Ghosts of Genosha minicomic focused on Polaris, written by me and drawn by Fin_NoMore.
Polaris 50th anniversary minicomic written by me and drawn by Mlad!
Gallery of Polaris commissions (without NSFW or minicomics)
It's not a theme. It's a individual scene where two friends joke around, and then a comment made by a villain. A villain always says bad things about the protagonists of the book - it doesn't mean the writer wants the reader to think these views are true. It's just the villain's point of view.

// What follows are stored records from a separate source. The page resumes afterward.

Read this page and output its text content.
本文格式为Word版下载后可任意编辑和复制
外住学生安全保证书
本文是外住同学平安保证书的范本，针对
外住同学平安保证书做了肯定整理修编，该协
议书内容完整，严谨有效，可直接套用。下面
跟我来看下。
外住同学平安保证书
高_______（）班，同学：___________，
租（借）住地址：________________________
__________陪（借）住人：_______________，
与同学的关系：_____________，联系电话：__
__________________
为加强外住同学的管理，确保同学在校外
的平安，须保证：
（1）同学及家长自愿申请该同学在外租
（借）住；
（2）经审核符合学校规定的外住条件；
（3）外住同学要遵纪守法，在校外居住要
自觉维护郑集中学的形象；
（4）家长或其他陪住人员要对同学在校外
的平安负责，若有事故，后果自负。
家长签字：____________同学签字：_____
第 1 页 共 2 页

What does "acknowledgment of how long she's been in the comics" mean? And why would she need to reference the Genoshan genocide in a completely different context? Nowhere also the book pretends that she never experienced the concept of death... It's a story set in the current status quo, an age where the mutants think they've conquered death and are invincible. The story in X-Factor #4 is about Lorna being somebody who's feels strongly about her teammate's death due to self-doubt and then enters into shock when she finds he can't be brought back. It's a huge surprise for the mutants in Krakoa in general because they thought they were past those days, and it hits Lorna the hardest because she feels responsible - not because she really was responsible for Rockslide's death, but because of her own struggles. Leah does not need to name all of her struggles for the reader to be able to understand that.
Last edited by nandes; 01-20-2021 at 02:58 PM.